Implements core virtual-memory fault handling: page-table walks, anonymous faults, file-backed faults, copy-on-write, write-protect handling, PTE install, huge-page fallback, memcg fault entry/exit, and fault accounting.

Key Types And Functions

  • handle_mm_fault(): public MM fault entry after VMA lookup/locking.
  • __handle_mm_fault(): constructs struct vm_fault and walks page tables.
  • handle_pte_fault(): PTE-level dispatcher.
  • do_pte_missing(): anonymous-vs-file missing PTE split.
  • do_anonymous_page(): zero-page and private anonymous allocation path.
  • __do_fault(), do_read_fault(), do_cow_fault(), do_shared_fault(), do_fault(): VMA operation based file/special mapping faults.
  • do_wp_page() and wp_page_copy(): write-protect and COW path.
  • finish_fault(): installs prepared page into page tables.

Data Flow

Architectural fault code finds a VMA and enters handle_mm_fault() with either the VMA lock or mmap_lock already held. The function sanitizes flags, checks architecture permissions, enters memcg user-fault handling for user faults, then routes to hugetlb handling or __handle_mm_fault().

__handle_mm_fault() builds a struct vm_fault, walks PGD/P4D/PUD/PMD levels, allocates missing page-table levels, tries huge-page paths where allowed, and falls back to PTE-level handling.

handle_pte_fault() reads the original PTE, dispatches missing entries to do_pte_missing(), swap entries to do_swap_page(), NUMA entries to do_numa_page(), write-protect faults to do_wp_page(), or marks an existing mapping accessed/dirty.

Anonymous faults map the zero page for read faults when allowed. Write faults prepare anon VMA state, allocate a folio, mark it uptodate before publishing the PTE, lock the page table, recheck races, and install the entry. File faults call vm_ops->fault() and then finish_fault() to install the returned page. COW faults allocate/copy first, then update the PTE only if the original PTE is still valid.

Invariants And Safety Contracts

  • Fault handlers may drop mmap_lock; after __handle_mm_fault() returns, the caller must not dereference vma.
  • PTE updates recheck original entries under the page-table lock before committing.
  • Anonymous VMA preparation may need to retry under mmap_lock if only the per-VMA lock is held.
  • finish_fault() expects a locked page and consumes the mapping reference on success.
  • File-backed fault handling preallocates PTE pages before taking folio locks to avoid reclaim/writeback deadlocks.

Rust Translation Guidance

Represent fault handling as a typed state machine: VMA locked, page-table level walked, PTE locked, folio locked, PTE installed.

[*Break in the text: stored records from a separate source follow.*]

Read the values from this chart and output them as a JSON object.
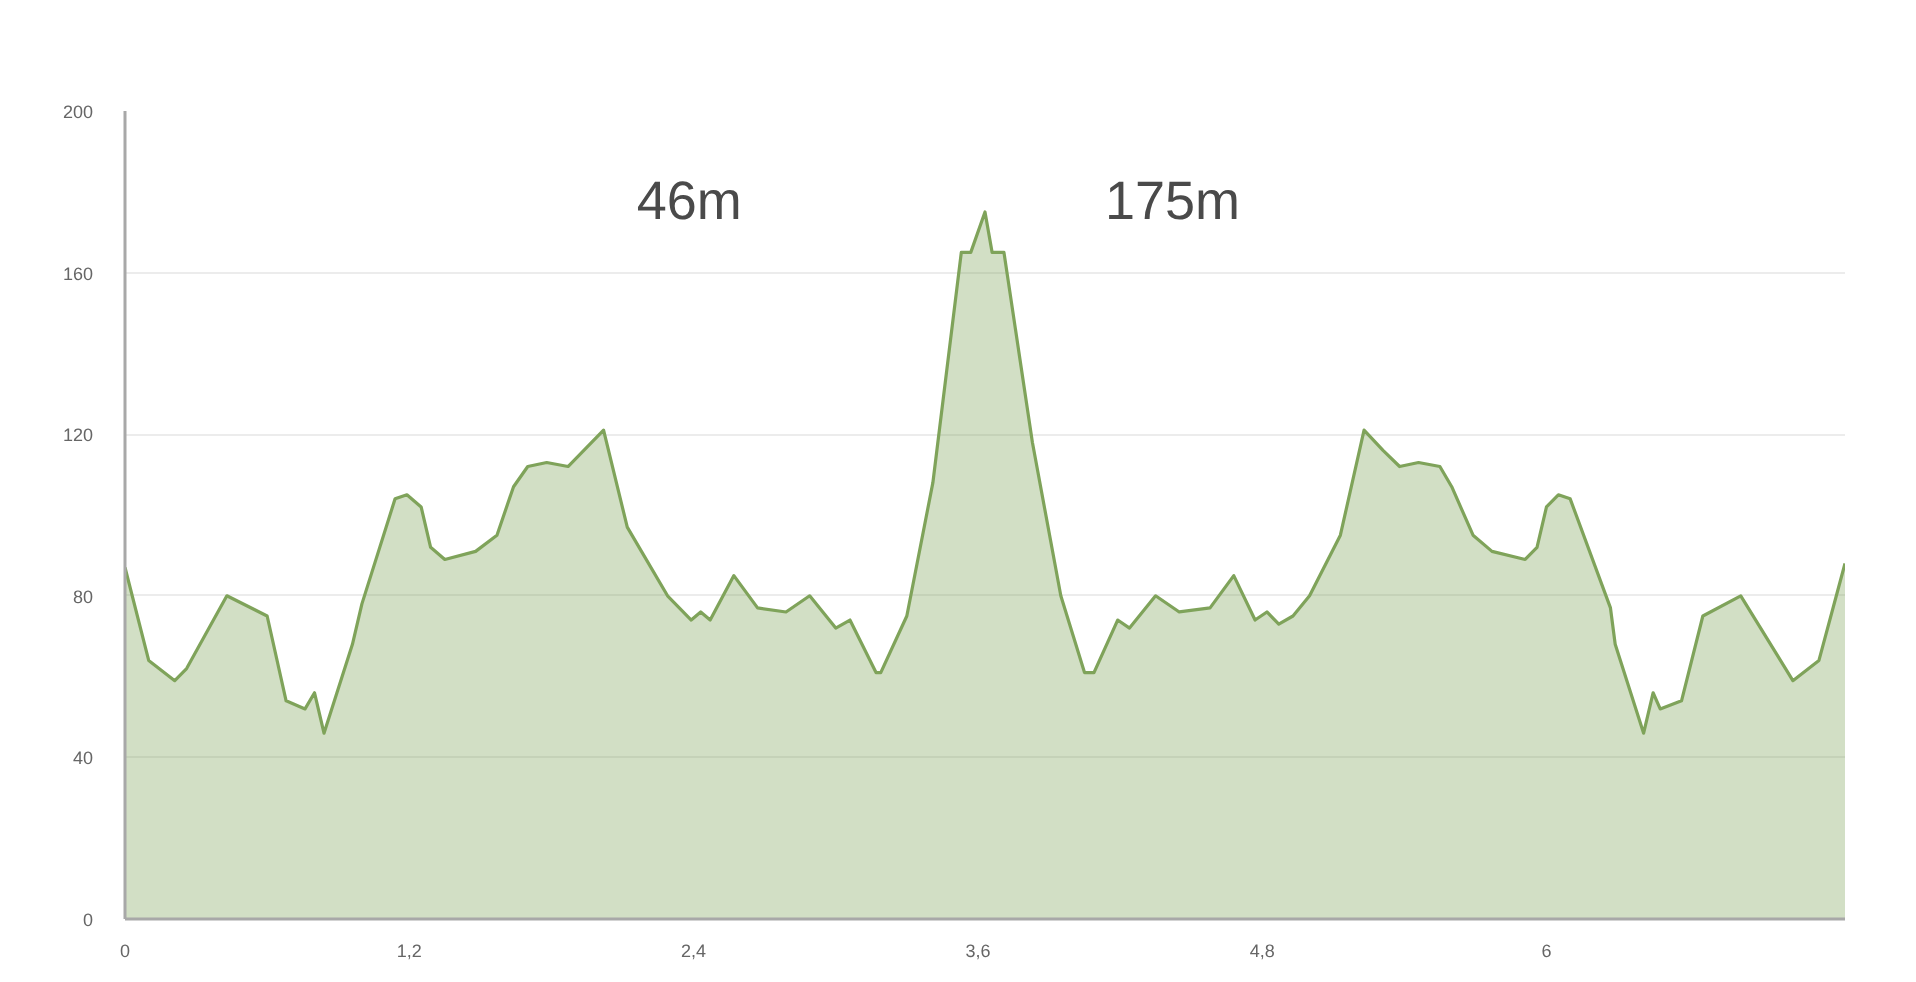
{
  "chart_data": {
    "type": "area",
    "x": [
      0,
      0.1,
      0.21,
      0.26,
      0.43,
      0.6,
      0.68,
      0.76,
      0.8,
      0.84,
      0.96,
      1.0,
      1.14,
      1.19,
      1.25,
      1.29,
      1.35,
      1.48,
      1.57,
      1.64,
      1.7,
      1.78,
      1.87,
      2.02,
      2.12,
      2.18,
      2.29,
      2.39,
      2.43,
      2.47,
      2.57,
      2.67,
      2.79,
      2.89,
      3.0,
      3.06,
      3.17,
      3.19,
      3.3,
      3.41,
      3.53,
      3.57,
      3.63,
      3.66,
      3.71,
      3.83,
      3.95,
      4.05,
      4.09,
      4.19,
      4.24,
      4.35,
      4.45,
      4.58,
      4.68,
      4.77,
      4.82,
      4.87,
      4.93,
      5.0,
      5.13,
      5.23,
      5.31,
      5.38,
      5.46,
      5.55,
      5.6,
      5.69,
      5.77,
      5.91,
      5.96,
      6.0,
      6.05,
      6.1,
      6.27,
      6.29,
      6.41,
      6.45,
      6.48,
      6.57,
      6.66,
      6.82,
      7.04,
      7.15,
      7.26
    ],
    "series": [
      {
        "color": "#7fa35a",
        "values": [
          87,
          64,
          59,
          62,
          80,
          75,
          54,
          52,
          56,
          46,
          68,
          78,
          104,
          105,
          102,
          92,
          89,
          91,
          95,
          107,
          112,
          113,
          112,
          121,
          97,
          91,
          80,
          74,
          76,
          74,
          85,
          77,
          76,
          80,
          72,
          74,
          61,
          61,
          75,
          108,
          165,
          165,
          175,
          165,
          165,
          118,
          80,
          61,
          61,
          74,
          72,
          80,
          76,
          77,
          85,
          74,
          76,
          73,
          75,
          80,
          95,
          121,
          116,
          112,
          113,
          112,
          107,
          95,
          91,
          89,
          92,
          102,
          105,
          104,
          77,
          68,
          46,
          56,
          52,
          54,
          75,
          80,
          59,
          64,
          88
        ]
      }
    ],
    "xlim": [
      0,
      7.26
    ],
    "ylim": [
      0,
      200
    ],
    "xticks": [
      0,
      {
        "value": 1.2,
        "label": "1,2"
      },
      {
        "value": 2.4,
        "label": "2,4"
      },
      {
        "value": 3.6,
        "label": "3,6"
      },
      {
        "value": 4.8,
        "label": "4,8"
      },
      6
    ],
    "yticks": [
      0,
      40,
      80,
      120,
      160,
      200
    ],
    "grid": "y",
    "annotations": [
      "46m",
      "175m"
    ]
  }
}
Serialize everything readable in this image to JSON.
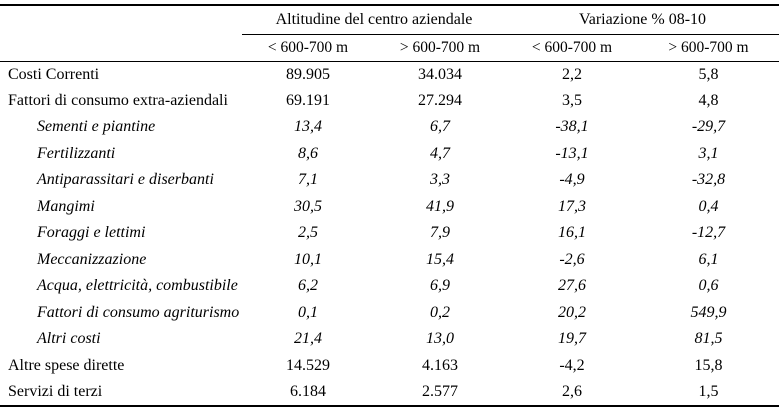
{
  "colors": {
    "text": "#000000",
    "background": "#ffffff",
    "rule": "#000000"
  },
  "table": {
    "column_groups": [
      {
        "label": "Altitudine del centro aziendale"
      },
      {
        "label": "Variazione % 08-10"
      }
    ],
    "sub_headers": [
      "< 600-700 m",
      "> 600-700 m",
      "< 600-700 m",
      "> 600-700 m"
    ],
    "rows": [
      {
        "label": "Costi Correnti",
        "style": "main",
        "values": [
          "89.905",
          "34.034",
          "2,2",
          "5,8"
        ]
      },
      {
        "label": "Fattori di consumo extra-aziendali",
        "style": "main",
        "values": [
          "69.191",
          "27.294",
          "3,5",
          "4,8"
        ]
      },
      {
        "label": "Sementi e piantine",
        "style": "sub",
        "values": [
          "13,4",
          "6,7",
          "-38,1",
          "-29,7"
        ]
      },
      {
        "label": "Fertilizzanti",
        "style": "sub",
        "values": [
          "8,6",
          "4,7",
          "-13,1",
          "3,1"
        ]
      },
      {
        "label": "Antiparassitari e diserbanti",
        "style": "sub",
        "values": [
          "7,1",
          "3,3",
          "-4,9",
          "-32,8"
        ]
      },
      {
        "label": "Mangimi",
        "style": "sub",
        "values": [
          "30,5",
          "41,9",
          "17,3",
          "0,4"
        ]
      },
      {
        "label": "Foraggi e lettimi",
        "style": "sub",
        "values": [
          "2,5",
          "7,9",
          "16,1",
          "-12,7"
        ]
      },
      {
        "label": "Meccanizzazione",
        "style": "sub",
        "values": [
          "10,1",
          "15,4",
          "-2,6",
          "6,1"
        ]
      },
      {
        "label": "Acqua, elettricità, combustibile",
        "style": "sub",
        "values": [
          "6,2",
          "6,9",
          "27,6",
          "0,6"
        ]
      },
      {
        "label": "Fattori di consumo agriturismo",
        "style": "sub",
        "values": [
          "0,1",
          "0,2",
          "20,2",
          "549,9"
        ]
      },
      {
        "label": "Altri costi",
        "style": "sub",
        "values": [
          "21,4",
          "13,0",
          "19,7",
          "81,5"
        ]
      },
      {
        "label": "Altre spese dirette",
        "style": "main",
        "values": [
          "14.529",
          "4.163",
          "-4,2",
          "15,8"
        ]
      },
      {
        "label": "Servizi di terzi",
        "style": "main",
        "values": [
          "6.184",
          "2.577",
          "2,6",
          "1,5"
        ]
      }
    ]
  }
}
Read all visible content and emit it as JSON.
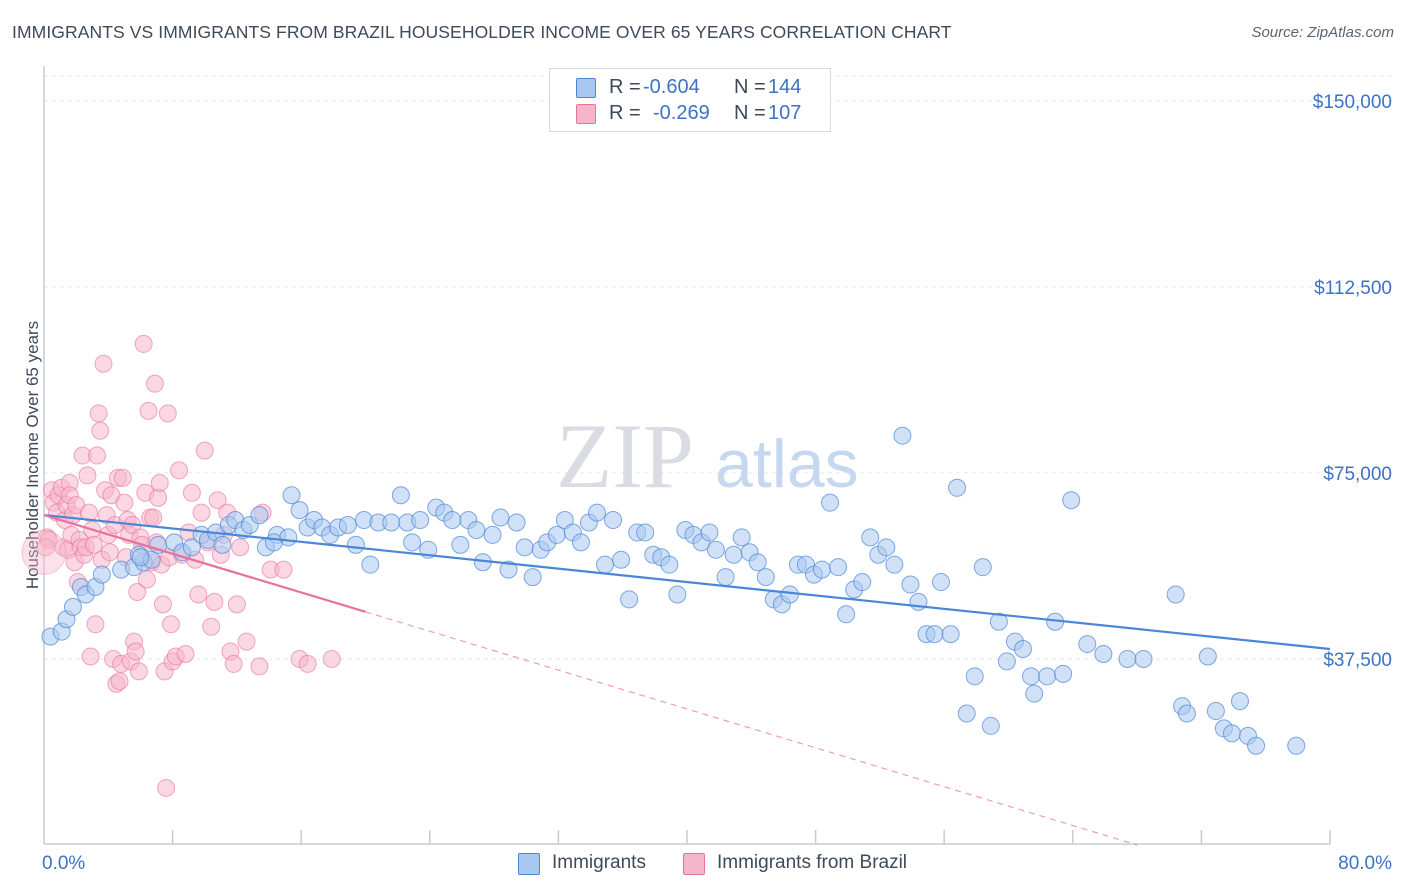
{
  "header": {
    "title": "IMMIGRANTS VS IMMIGRANTS FROM BRAZIL HOUSEHOLDER INCOME OVER 65 YEARS CORRELATION CHART",
    "source": "Source: ZipAtlas.com"
  },
  "watermark": {
    "zip": "ZIP",
    "atlas": "atlas"
  },
  "legend": {
    "rows": [
      {
        "r_label": "R =",
        "r_value": "-0.604",
        "n_label": "N =",
        "n_value": "144"
      },
      {
        "r_label": "R =",
        "r_value": "-0.269",
        "n_label": "N =",
        "n_value": "107"
      }
    ]
  },
  "colors": {
    "blue": "#4a86d8",
    "blue_fill": "#a9c8f0",
    "pink": "#e8729a",
    "pink_fill": "#f6b6ca",
    "tick_text": "#3d72c4",
    "grid": "#e3e6ea"
  },
  "chart_data": {
    "type": "scatter",
    "title": "IMMIGRANTS VS IMMIGRANTS FROM BRAZIL HOUSEHOLDER INCOME OVER 65 YEARS CORRELATION CHART",
    "xlabel": "",
    "ylabel": "Householder Income Over 65 years",
    "xlim": [
      0,
      80
    ],
    "ylim": [
      0,
      155000
    ],
    "x_tick_labels": [
      "0.0%",
      "80.0%"
    ],
    "y_ticks": [
      37500,
      75000,
      112500,
      150000
    ],
    "y_tick_labels": [
      "$37,500",
      "$75,000",
      "$112,500",
      "$150,000"
    ],
    "grid": "horizontal dashed",
    "legend_position": "top-center",
    "series": [
      {
        "name": "Immigrants",
        "color": "#4a86d8",
        "trend": {
          "x": [
            0,
            80
          ],
          "y": [
            66500,
            39500
          ]
        },
        "points": [
          [
            0.4,
            42000
          ],
          [
            1.1,
            43000
          ],
          [
            1.4,
            45500
          ],
          [
            1.8,
            48000
          ],
          [
            2.3,
            52000
          ],
          [
            2.6,
            50500
          ],
          [
            3.2,
            52000
          ],
          [
            3.6,
            54500
          ],
          [
            4.8,
            55500
          ],
          [
            5.6,
            56000
          ],
          [
            6.2,
            57000
          ],
          [
            5.9,
            58500
          ],
          [
            6.7,
            57500
          ],
          [
            7.1,
            60500
          ],
          [
            8.1,
            61000
          ],
          [
            8.6,
            59000
          ],
          [
            9.2,
            60000
          ],
          [
            9.8,
            62500
          ],
          [
            10.2,
            61500
          ],
          [
            10.7,
            63000
          ],
          [
            11.1,
            60500
          ],
          [
            11.5,
            64500
          ],
          [
            11.9,
            65500
          ],
          [
            12.4,
            63500
          ],
          [
            12.8,
            64500
          ],
          [
            13.4,
            66500
          ],
          [
            13.8,
            60000
          ],
          [
            14.5,
            62500
          ],
          [
            14.3,
            61000
          ],
          [
            15.2,
            62000
          ],
          [
            15.4,
            70500
          ],
          [
            15.9,
            67500
          ],
          [
            16.4,
            64000
          ],
          [
            16.8,
            65500
          ],
          [
            17.3,
            64000
          ],
          [
            17.8,
            62500
          ],
          [
            18.3,
            64000
          ],
          [
            18.9,
            64500
          ],
          [
            19.4,
            60500
          ],
          [
            19.9,
            65500
          ],
          [
            20.3,
            56500
          ],
          [
            20.8,
            65000
          ],
          [
            21.6,
            65000
          ],
          [
            22.2,
            70500
          ],
          [
            22.6,
            65000
          ],
          [
            22.9,
            61000
          ],
          [
            23.4,
            65500
          ],
          [
            23.9,
            59500
          ],
          [
            24.4,
            68000
          ],
          [
            24.9,
            67000
          ],
          [
            25.4,
            65500
          ],
          [
            25.9,
            60500
          ],
          [
            26.4,
            65500
          ],
          [
            26.9,
            63500
          ],
          [
            27.3,
            57000
          ],
          [
            27.9,
            62500
          ],
          [
            28.4,
            66000
          ],
          [
            28.9,
            55500
          ],
          [
            29.4,
            65000
          ],
          [
            29.9,
            60000
          ],
          [
            30.4,
            54000
          ],
          [
            30.9,
            59500
          ],
          [
            31.3,
            61000
          ],
          [
            31.9,
            62500
          ],
          [
            32.4,
            65500
          ],
          [
            32.9,
            63000
          ],
          [
            33.4,
            61000
          ],
          [
            33.9,
            65000
          ],
          [
            34.4,
            67000
          ],
          [
            34.9,
            56500
          ],
          [
            35.4,
            65500
          ],
          [
            35.9,
            57500
          ],
          [
            36.4,
            49500
          ],
          [
            36.9,
            63000
          ],
          [
            37.4,
            63000
          ],
          [
            37.9,
            58500
          ],
          [
            38.4,
            58000
          ],
          [
            38.9,
            56500
          ],
          [
            39.4,
            50500
          ],
          [
            39.9,
            63500
          ],
          [
            40.4,
            62500
          ],
          [
            40.9,
            61000
          ],
          [
            41.4,
            63000
          ],
          [
            41.8,
            59500
          ],
          [
            42.4,
            54000
          ],
          [
            42.9,
            58500
          ],
          [
            43.4,
            62000
          ],
          [
            43.9,
            59000
          ],
          [
            44.4,
            57000
          ],
          [
            44.9,
            54000
          ],
          [
            45.4,
            49500
          ],
          [
            45.9,
            48500
          ],
          [
            46.4,
            50500
          ],
          [
            46.9,
            56500
          ],
          [
            47.4,
            56500
          ],
          [
            47.9,
            54500
          ],
          [
            48.4,
            55500
          ],
          [
            48.9,
            69000
          ],
          [
            49.4,
            56000
          ],
          [
            49.9,
            46500
          ],
          [
            50.4,
            51500
          ],
          [
            50.9,
            53000
          ],
          [
            51.4,
            62000
          ],
          [
            51.9,
            58500
          ],
          [
            52.4,
            60000
          ],
          [
            52.9,
            56500
          ],
          [
            53.4,
            82500
          ],
          [
            53.9,
            52500
          ],
          [
            54.4,
            49000
          ],
          [
            54.9,
            42500
          ],
          [
            55.4,
            42500
          ],
          [
            55.8,
            53000
          ],
          [
            56.4,
            42500
          ],
          [
            56.8,
            72000
          ],
          [
            57.4,
            26500
          ],
          [
            57.9,
            34000
          ],
          [
            58.4,
            56000
          ],
          [
            58.9,
            24000
          ],
          [
            59.4,
            45000
          ],
          [
            59.9,
            37000
          ],
          [
            60.4,
            41000
          ],
          [
            60.9,
            39500
          ],
          [
            61.4,
            34000
          ],
          [
            61.6,
            30500
          ],
          [
            62.4,
            34000
          ],
          [
            62.9,
            45000
          ],
          [
            63.4,
            34500
          ],
          [
            63.9,
            69500
          ],
          [
            64.9,
            40500
          ],
          [
            65.9,
            38500
          ],
          [
            67.4,
            37500
          ],
          [
            68.4,
            37500
          ],
          [
            70.4,
            50500
          ],
          [
            70.8,
            28000
          ],
          [
            71.1,
            26500
          ],
          [
            72.4,
            38000
          ],
          [
            72.9,
            27000
          ],
          [
            73.4,
            23500
          ],
          [
            73.9,
            22500
          ],
          [
            74.4,
            29000
          ],
          [
            74.9,
            22000
          ],
          [
            75.4,
            20000
          ],
          [
            77.9,
            20000
          ],
          [
            6.0,
            58000
          ]
        ]
      },
      {
        "name": "Immigrants from Brazil",
        "color": "#e8729a",
        "trend": {
          "x": [
            0,
            20
          ],
          "y": [
            66500,
            47000
          ]
        },
        "trend_extension": {
          "x": [
            20,
            68
          ],
          "y": [
            47000,
            0
          ]
        },
        "points": [
          [
            0.2,
            62000
          ],
          [
            0.3,
            61500
          ],
          [
            0.5,
            71500
          ],
          [
            0.6,
            69000
          ],
          [
            0.8,
            67000
          ],
          [
            0.9,
            70500
          ],
          [
            1.1,
            72000
          ],
          [
            1.2,
            60000
          ],
          [
            1.3,
            65500
          ],
          [
            1.4,
            68500
          ],
          [
            1.5,
            59500
          ],
          [
            1.6,
            73000
          ],
          [
            1.6,
            70500
          ],
          [
            1.7,
            62500
          ],
          [
            1.8,
            66500
          ],
          [
            1.9,
            57000
          ],
          [
            2.0,
            68500
          ],
          [
            2.1,
            53000
          ],
          [
            2.2,
            61500
          ],
          [
            2.3,
            60000
          ],
          [
            2.4,
            78500
          ],
          [
            2.5,
            58500
          ],
          [
            2.6,
            60000
          ],
          [
            2.7,
            74500
          ],
          [
            2.8,
            67000
          ],
          [
            2.9,
            38000
          ],
          [
            3.0,
            63500
          ],
          [
            3.1,
            60500
          ],
          [
            3.2,
            44500
          ],
          [
            3.3,
            78500
          ],
          [
            3.4,
            87000
          ],
          [
            3.5,
            83500
          ],
          [
            3.6,
            57500
          ],
          [
            3.7,
            97000
          ],
          [
            3.8,
            71500
          ],
          [
            3.9,
            66500
          ],
          [
            4.0,
            62500
          ],
          [
            4.1,
            59000
          ],
          [
            4.2,
            70500
          ],
          [
            4.3,
            37500
          ],
          [
            4.4,
            64500
          ],
          [
            4.5,
            32500
          ],
          [
            4.6,
            74000
          ],
          [
            4.7,
            33000
          ],
          [
            4.8,
            36500
          ],
          [
            4.9,
            74000
          ],
          [
            5.0,
            69000
          ],
          [
            5.1,
            58000
          ],
          [
            5.2,
            65500
          ],
          [
            5.3,
            62500
          ],
          [
            5.4,
            37000
          ],
          [
            5.5,
            64500
          ],
          [
            5.6,
            41000
          ],
          [
            5.7,
            39000
          ],
          [
            5.8,
            51000
          ],
          [
            5.9,
            35000
          ],
          [
            6.0,
            62000
          ],
          [
            6.1,
            60500
          ],
          [
            6.2,
            101000
          ],
          [
            6.3,
            71000
          ],
          [
            6.4,
            53500
          ],
          [
            6.5,
            87500
          ],
          [
            6.6,
            66000
          ],
          [
            6.7,
            57000
          ],
          [
            6.8,
            66000
          ],
          [
            6.9,
            93000
          ],
          [
            7.0,
            61000
          ],
          [
            7.1,
            70000
          ],
          [
            7.2,
            73000
          ],
          [
            7.3,
            56500
          ],
          [
            7.4,
            48500
          ],
          [
            7.5,
            35000
          ],
          [
            7.6,
            11500
          ],
          [
            7.7,
            87000
          ],
          [
            7.8,
            58000
          ],
          [
            7.9,
            44500
          ],
          [
            8.0,
            37000
          ],
          [
            8.2,
            38000
          ],
          [
            8.4,
            75500
          ],
          [
            8.6,
            58500
          ],
          [
            8.8,
            38500
          ],
          [
            9.0,
            63000
          ],
          [
            9.2,
            71000
          ],
          [
            9.4,
            57500
          ],
          [
            9.6,
            50500
          ],
          [
            9.8,
            67000
          ],
          [
            10.0,
            79500
          ],
          [
            10.2,
            61000
          ],
          [
            10.4,
            44000
          ],
          [
            10.6,
            49000
          ],
          [
            10.8,
            69500
          ],
          [
            11.0,
            58500
          ],
          [
            11.2,
            62500
          ],
          [
            11.4,
            67000
          ],
          [
            11.6,
            39000
          ],
          [
            11.8,
            36500
          ],
          [
            12.0,
            48500
          ],
          [
            12.2,
            60000
          ],
          [
            12.6,
            41000
          ],
          [
            13.4,
            36000
          ],
          [
            13.6,
            67000
          ],
          [
            14.1,
            55500
          ],
          [
            14.9,
            55500
          ],
          [
            15.9,
            37500
          ],
          [
            16.4,
            36500
          ],
          [
            17.9,
            37500
          ],
          [
            0.1,
            60000
          ]
        ]
      }
    ]
  },
  "bottom_legend": {
    "items": [
      {
        "label": "Immigrants"
      },
      {
        "label": "Immigrants from Brazil"
      }
    ]
  }
}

Use a FaultResult bitflag type and make retry/drop-lock outcomes explicit. Unsafe page-table writes should be narrowly isolated behind guards that prove the relevant VMA and PTE locks are held.

AI-Native Systems Guidance

AI runtimes can use the page-fault model for lazy state: missing state can map to synthesize-zero, fetch backing data, clone-on-write, retry, or fail with a typed error. Runtime code should not keep stale region handles after an operation can drop the region lock.

Evidence

  • PTE race handling and pte_unmap_same() are at mm/memory.c:3526-3547.
  • COW copy high-level flow is documented at mm/memory.c:3836-3852.
  • do_wp_page() separates shared writable mappings from private COW/reuse at mm/memory.c:4240-4315.
  • do_pte_missing() dispatches anonymous versus file-backed faults at mm/memory.c:4561-4567.
  • do_anonymous_page() handles zero-page mapping and private folio allocation at mm/memory.c:5282-5365.
  • __do_fault() preallocates PTE pages before folio locking and calls vm_ops->fault() at mm/memory.c:5393-5428.
  • finish_fault() installs prepared pages and handles rmap, memcg, and LRU integration at mm/memory.c:5603-5617.
  • Read, COW, and shared file-fault paths are at mm/memory.c:5840-5954.
  • handle_pte_fault() dispatches missing/swap/NUMA/write faults and updates access flags at mm/memory.c:6328-6408.
  • __handle_mm_fault() constructs struct vm_fault and walks page-table levels at mm/memory.c:6411-6515.
  • handle_mm_fault() performs top-level permission, memcg, hugetlb, and accounting flow at mm/memory.c:6644-6716.